(I came across this post while looking for something else. I wrote this in 2007, and I was probably giving “The Word” a fresh listen while getting ready to teach on Ezekiel. Although a lot has changed about me since the days when I wrote it, this still resonated with me.)
Reluctant ride in the middle of the belly of a whale
A wheel on fire in the middle of the sky
Abandoned baby kicking on the side of the road
And a wife has died but you’re denied the right to cry.
[“The Prophet”, The Word, Michael Card]
There is something attractive about the concept of being “normal.” There is a certain security that comes from fitting in and being a part of the accepted. When we find ourselves as “normal,” there is a certain reassurance that it is okay to be who you are, to do what you do.
And then we encounter the prophets. Here were a group of people who operated according to an entirely different set of rules. They lived their lives to the beat of different drummers. At every turn of their lives, people told them that they had no right to say what they said. They were criticized and often tortured for being unusual, being abnormal.
Once I heard someone preach in a chapel service about “the normal Christian life” and one of my students came up to me and asked, “What is normal?” That moment stuck in my head. Is normal really normal? And who decides what normal is anyway?
The Bible is filled with abnormal people. In fact there seems to be a disproportionate number of weirdos in there. Whether it is Elijah wandering around the desert being fed by ravens or Simon Peter seeing visions of sails with animals on it and hearing God talk to him or John the Beloved seeing angels with candlesticks and women clothed in the sun, there are some freaks who contributed to the inspired Word of God.
They were not normal. In fact, they would not be welcomed in most churches – even the wacko, progressive, emerging ones. These guys were cracked.

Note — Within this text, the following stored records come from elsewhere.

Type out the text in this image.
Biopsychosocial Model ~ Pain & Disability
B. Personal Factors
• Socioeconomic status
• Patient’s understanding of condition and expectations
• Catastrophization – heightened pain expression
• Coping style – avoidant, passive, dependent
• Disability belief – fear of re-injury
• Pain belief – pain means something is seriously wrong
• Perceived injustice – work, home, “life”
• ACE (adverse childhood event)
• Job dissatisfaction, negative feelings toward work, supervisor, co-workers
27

All of this is for a reason – and not just to prove that acting insane is Biblical. The reality is that God uses diverse people and methods. There is no such thing as a normal Christian or a normal church because God makes us all unique. Our wonderful mishmash of gifts and abilities was God’s idea.
Embracing diversity is a way of embracing a God who is big – REALLY BIG. He is SO big that he transcends our stereotypes, and I mean our stereotypes of each other and of him. We’re really all abnormal, because God is the biggest weirdo of us all. We are diverse because God himself created diversity so we could experience the full spectrum of everything he created for us.